Matt Clark is a pit crew coach who helps high performers experience a MindSHIFT using the neuroscience behind belief formation. He spent 15 years in NASCAR building high performance pit crews for championship drivers like Jeff Gordon and Jimmie Johnson. His career accomplishments include taking part in five NASCAR Championships, winning over 70 races, being named the NASCAR Pit Crew Challenge Champion, working as a FOX Sports1 on-air analyst, and so much more.
Matt brought unique insights, experiences, and lessons to Creating Your Encore Career last week. Let’s overview some of the things he shared on how to use neuroscience to become a higher performer in your Encore Career.
Matt’s Story
Over the years, Matt has realized that he has some self-limiting beliefs that impact his performance.
Part of this realization was reflecting on a situation that happened to him in high school. He was a sophomore playing varsity and his coach decided to have a senior play pinch hit for him. Though that was a good coaching decision, it began to stack beliefs that Matt wasn't good enough. This one event created a fundamental core belief that he was an imposter.
Eventually, he decided to get to the bottom of this and began to dig deep into the neuroscience behind how beliefs are formed.
The Power of Beliefs
Belief formation happens at the cellular level. This in itself makes them powerful. They literally shape our physiology.

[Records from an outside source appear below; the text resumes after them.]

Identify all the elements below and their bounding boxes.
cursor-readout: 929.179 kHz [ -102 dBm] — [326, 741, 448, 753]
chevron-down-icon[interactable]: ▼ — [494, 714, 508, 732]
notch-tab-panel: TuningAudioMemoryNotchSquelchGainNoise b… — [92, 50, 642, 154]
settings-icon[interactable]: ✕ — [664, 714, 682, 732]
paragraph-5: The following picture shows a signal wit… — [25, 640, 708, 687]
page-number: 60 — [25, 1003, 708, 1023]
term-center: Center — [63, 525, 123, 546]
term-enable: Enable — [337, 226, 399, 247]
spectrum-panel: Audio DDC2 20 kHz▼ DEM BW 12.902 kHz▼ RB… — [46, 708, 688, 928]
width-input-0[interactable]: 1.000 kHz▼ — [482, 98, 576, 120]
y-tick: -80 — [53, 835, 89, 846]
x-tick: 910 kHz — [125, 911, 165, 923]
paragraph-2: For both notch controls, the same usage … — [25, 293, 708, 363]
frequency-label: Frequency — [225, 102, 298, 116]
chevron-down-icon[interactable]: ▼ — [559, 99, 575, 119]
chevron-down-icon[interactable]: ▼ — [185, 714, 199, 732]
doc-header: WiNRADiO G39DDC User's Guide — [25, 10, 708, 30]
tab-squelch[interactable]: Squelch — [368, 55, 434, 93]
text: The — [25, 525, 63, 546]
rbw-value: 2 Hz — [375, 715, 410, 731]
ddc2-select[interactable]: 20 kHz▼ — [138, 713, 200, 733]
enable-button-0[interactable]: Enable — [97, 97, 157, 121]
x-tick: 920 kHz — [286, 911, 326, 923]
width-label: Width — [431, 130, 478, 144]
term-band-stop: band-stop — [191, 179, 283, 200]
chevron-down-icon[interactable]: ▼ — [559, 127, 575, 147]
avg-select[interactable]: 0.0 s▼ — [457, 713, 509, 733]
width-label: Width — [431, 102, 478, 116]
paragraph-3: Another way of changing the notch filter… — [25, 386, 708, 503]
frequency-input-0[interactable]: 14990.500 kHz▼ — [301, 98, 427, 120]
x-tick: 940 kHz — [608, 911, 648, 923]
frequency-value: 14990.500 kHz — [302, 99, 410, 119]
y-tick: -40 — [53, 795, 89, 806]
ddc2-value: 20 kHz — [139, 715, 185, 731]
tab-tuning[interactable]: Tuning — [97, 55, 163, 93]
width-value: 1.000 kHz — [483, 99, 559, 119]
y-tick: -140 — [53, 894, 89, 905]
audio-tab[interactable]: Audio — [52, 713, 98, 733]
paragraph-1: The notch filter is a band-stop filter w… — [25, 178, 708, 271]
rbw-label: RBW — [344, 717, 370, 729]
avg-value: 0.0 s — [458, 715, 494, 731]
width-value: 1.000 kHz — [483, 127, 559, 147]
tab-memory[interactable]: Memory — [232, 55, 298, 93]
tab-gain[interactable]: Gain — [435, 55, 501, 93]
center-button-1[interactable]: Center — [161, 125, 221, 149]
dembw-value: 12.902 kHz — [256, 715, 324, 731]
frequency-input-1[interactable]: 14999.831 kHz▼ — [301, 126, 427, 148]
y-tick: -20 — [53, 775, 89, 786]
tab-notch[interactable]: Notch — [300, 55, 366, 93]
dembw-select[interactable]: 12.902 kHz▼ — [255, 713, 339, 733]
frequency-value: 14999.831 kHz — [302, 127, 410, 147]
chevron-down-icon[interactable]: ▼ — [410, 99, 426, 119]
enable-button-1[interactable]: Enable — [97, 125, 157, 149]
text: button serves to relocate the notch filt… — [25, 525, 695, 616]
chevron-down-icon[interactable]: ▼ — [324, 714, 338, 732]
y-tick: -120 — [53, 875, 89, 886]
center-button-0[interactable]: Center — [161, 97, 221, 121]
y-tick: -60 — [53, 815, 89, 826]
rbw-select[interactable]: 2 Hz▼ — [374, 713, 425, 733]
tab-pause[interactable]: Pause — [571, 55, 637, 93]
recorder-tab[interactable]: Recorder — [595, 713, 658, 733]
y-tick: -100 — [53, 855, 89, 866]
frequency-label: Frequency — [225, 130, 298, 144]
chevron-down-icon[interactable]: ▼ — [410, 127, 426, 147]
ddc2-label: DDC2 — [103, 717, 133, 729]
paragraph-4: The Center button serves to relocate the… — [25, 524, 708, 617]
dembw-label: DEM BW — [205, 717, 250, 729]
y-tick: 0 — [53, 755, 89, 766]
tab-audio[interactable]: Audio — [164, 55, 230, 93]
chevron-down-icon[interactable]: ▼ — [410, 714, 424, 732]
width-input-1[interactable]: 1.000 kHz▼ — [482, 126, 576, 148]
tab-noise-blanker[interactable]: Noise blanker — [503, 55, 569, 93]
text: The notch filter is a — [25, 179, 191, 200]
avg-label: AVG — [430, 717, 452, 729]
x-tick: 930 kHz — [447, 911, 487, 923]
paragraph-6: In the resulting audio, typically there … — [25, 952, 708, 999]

Additionally, many people, especially high-performers, confuse desire with belief. We have the desire to be successful but feel blocked from fulfilling that desire. Often, this is because we have fundamental beliefs that are broken. This is the power of beliefs.
How to Change Your Self-limiting Beliefs
Your brain takes beliefs you currently hold and looks for things to reinforce them. We interpret events in certain ways so as to reinforce our beliefs. After we make an interpretation, there's a physiological response and we store it away in our “database.” That's how we begin to stack our beliefs.
Your job, therefore, is to break that loop by changing the way you interpret situations. How?
Well, affirmations alone won’t produce this change in your thoughts and beliefs. You have to tap the subconscious by going through the five senses.
When you do affirmations, think through how the affirmations will affect what you will see in your life, what you’ll hear about yourself, what you’ll hear other people say about you, and what you feel as a result of the affirmation.
This is when you will begin to see change.